Waitress, Adelphi Theatre | Review


Waitress
Adelphi Theatre 
Reviewed on Thursday 7th March 2019 by Olivia Mitchell 
★★★★

Based on the 2007 film of the same name, Waitress is a quirky, sweet, fun show by late comedic legend, Adrienne Shelly. Having taken Broadway by storm, it has now opened in London and is a pastry wrapped parcel of theatrical sweetness. 

With music and lyrics by Sara Bareilles, it's the score that's really the stand out factor of this show. The music is a magical combination of folk, pop, country and musical theatre, and gives the musical a really cinematic element. The contrast between high energy songs, calmer numbers and highly emotive pieces, cleverly matches the way the show emphasises the highs and lows of life. 

As we are welcomed into the Adelphi Theatre with the smell of pie permeating the air, we instantly feel a sense of relaxation and as if we really are visiting the small diner in rural America where most of the show is set. We're introduced to the characters as if they're friends and get to see the great cast at work. 

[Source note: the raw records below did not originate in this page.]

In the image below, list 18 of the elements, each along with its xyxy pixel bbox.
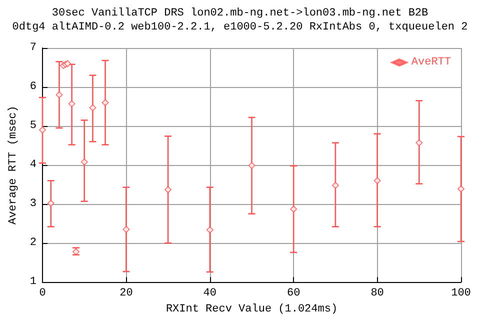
x-tick-label: 100 [451, 288, 471, 300]
y-axis-title: Average RTT (msec) [8, 106, 20, 224]
y-tick-label: 5 [30, 120, 36, 132]
chart-subtitle: 0dtg4 altAIMD-0.2 web100-2.2.1, e1000-5.2.20 RxIntAbs 0, txqueuelen 2 [12, 22, 468, 34]
x-tick-label: 40 [203, 288, 216, 300]
chart-title: 30sec VanillaTCP DRS lon02.mb-ng.net->lon03.mb-ng.net B2B [52, 8, 429, 20]
y-tick-label: 1 [30, 276, 37, 288]
x-tick-label: 20 [120, 288, 133, 300]
x-tick-label: 60 [287, 288, 300, 300]
x-tick-label: 80 [370, 288, 384, 300]
x-axis-title: RXInt Recv Value (1.024ms) [166, 304, 338, 316]
x-tick-label: 0 [39, 288, 46, 300]
y-tick-label: 3 [30, 198, 36, 210]
legend-label: AveRTT [411, 56, 452, 68]
y-tick-label: 7 [30, 42, 36, 54]
y-tick-label: 6 [30, 81, 36, 94]
y-tick-label: 2 [30, 237, 36, 250]
y-tick-label: 4 [30, 159, 37, 172]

In Waitress, the ensemble act as though they are one. Of course they scatter the stage and have individual character moments (a particular stand out is Kelly Agbowu as the wonderfully sarcastic Nurse Norma as well as Charlotte Riby who is fantastic as Jenna's mum and really shines during her featured moments) but they really come into their own when they work as a team. Much of the choreography (Lorin Latarro) is ensemble based and features smooth movements as well as perfectly timed motions. The men and women combine at times to symbolise Jenna's internal thoughts, as well as keeping the show fluid and highlighting the connections between people on stage. Natural feeling movements are in reality, highly choreographed but the show still feels pretty free and spontaneous.

Whilst the show is cute and there are various witty moments, the book itself is not particularly strong as a whole. Leading lady Jenna, is pregnant with her abusive husband's child and falls in love with her gynaecologist Dr Pomatter, whilst her work colleagues also have romances of their own. 

The romantic encounters are charming but the consistent cheating which runs throughout the show, feels somewhat jarring. It's not the cheating itself which feels wrong- Jenna wants someone who loves her outside of her abusive relationship, whilst Becky's husband is unwell so she feels tied to him but wants something more- but the lack of resolution to these stories feels unfulfilling. The story is clearly meant to be about female empowerment, but it doesn't seem right that the men are allowed to act in any way they like (and motivate all decisions the women make). Ogie for example, doesn't think twice about hounding Dawn when she says no to seeing him again, whilst Dr Pomatter has no qualms with seducing a vulnerable patient. Of course these things are meant to make us root for them and see it as 'forbidden love' but unfortunately it leaves a bit of a sour taste.


However, the performances throughout are pretty uniformly wonderful and the cast do all that they can with the book they've been given. Katharine McPhee as Jenna, gives a graceful but vivacious performance, which at times feels a little too understated but truly delivers in her stand out moments such as She Used to be Mine and she leads to show with a delicacy that is enviable. David Hunter is suitably geeky and charming and brings a great vocal performance to Dr Pomatter, whilst Jack McBrayer is hilarious but lacks vocal strength and technique as Ogie. Marisha Wallace is sassy as Becky and Laura Baldwin gives a standout performance  both vocally and in terms of characterisation as timid, love-struck Dawn. 

Waitress is a show that takes you off the beaten track and provides a more intimate, less flashy show compared to those we usually see. This nuanced musical is a sweet treat that will warm your heart, purely thanks to it's quirkiness and affectionate score. 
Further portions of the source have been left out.